Cell Adhesion, Proliferation, and Cytotoxicity
To investigate cell material interactions, cultured cells are seeded on the polymer surfaces of interest and the extent of cell adhesion, proliferation, and viability is measured by standardized assays. Although in vitro experiments do not entirely reproduce the whole range of cellular responses to the implanted material, these methods provide a level of quantification which cannot be easily obtained in vivo.
Cell adhesion. For most applications the adhesion of cells is of fundamental interest being the initial event of cell attachment. A simple method to quantify adherent cells is to incubate cells over a surface for a period of time subsequently followed by the detachment of loosely adherent cells by gently washing the surface. Remaining cells can be labeled by fluorescent dyes and quantified using fluorescent measurements. Cell adhesion assays are also frequently used to assess monocyte or platelet adhesion on polymeric surfaces [215, 216]. In this context Hezi-Yamit et al. [217] did show that polymer hydrophilicity should be considered as a parameter to assess the biocompatibility of polymer surfaces. They showed that hydrophobic polymers such as PBMA or SIBS promote the adhesion of inflammatory activated monocytes while more hydrophilic polymers (e.g. PC (Phosphorylcholine) polymer) lead to less pro-inflammatory responses.
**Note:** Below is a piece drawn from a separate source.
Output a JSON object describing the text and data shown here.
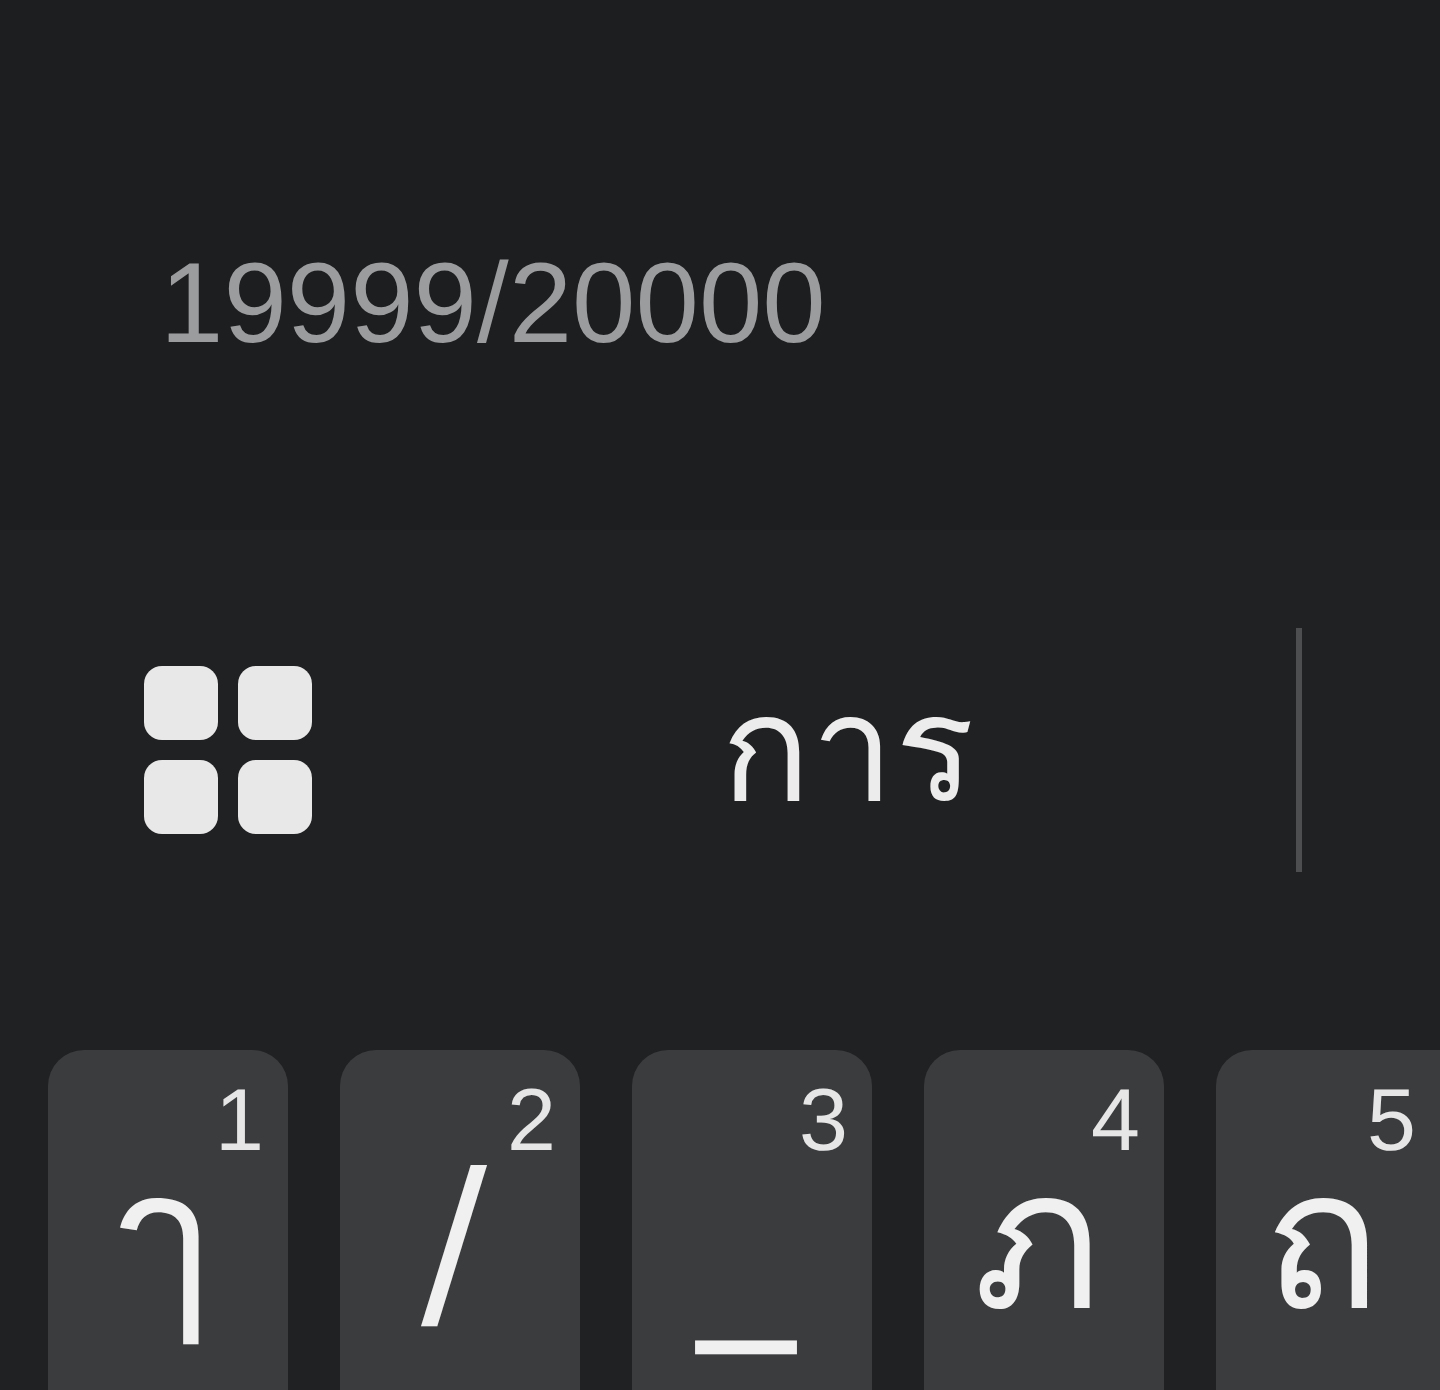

Cell proliferation. Endothelial growth is an essential factor after implantation. A continuous and healthy endothelial layer only prevents inflammatory and thrombotic events on the vessel wall. Besides, a healthy endothelium is crucial for regulating smooth muscle cell growth [218, 219]. Cell proliferation can be assessed by commercially available BrdU ELISA assay kits. On the basis of the study by Busch et al. [193] proliferation of ECs on hydrophobic permanent polymers (PEVA, PBMA) as well as biodegradable polymers [PLLA, P(4HB)] is reduced, whereas the polymeric blend PLLA/P(4HB) promotes EC growth. Data from this study do also show that SMC proliferation is influenced in the same way as EC growth and none of the polymers tested is able to enhance endothelial proliferation by simultaneously reducing smooth muscle cell growth.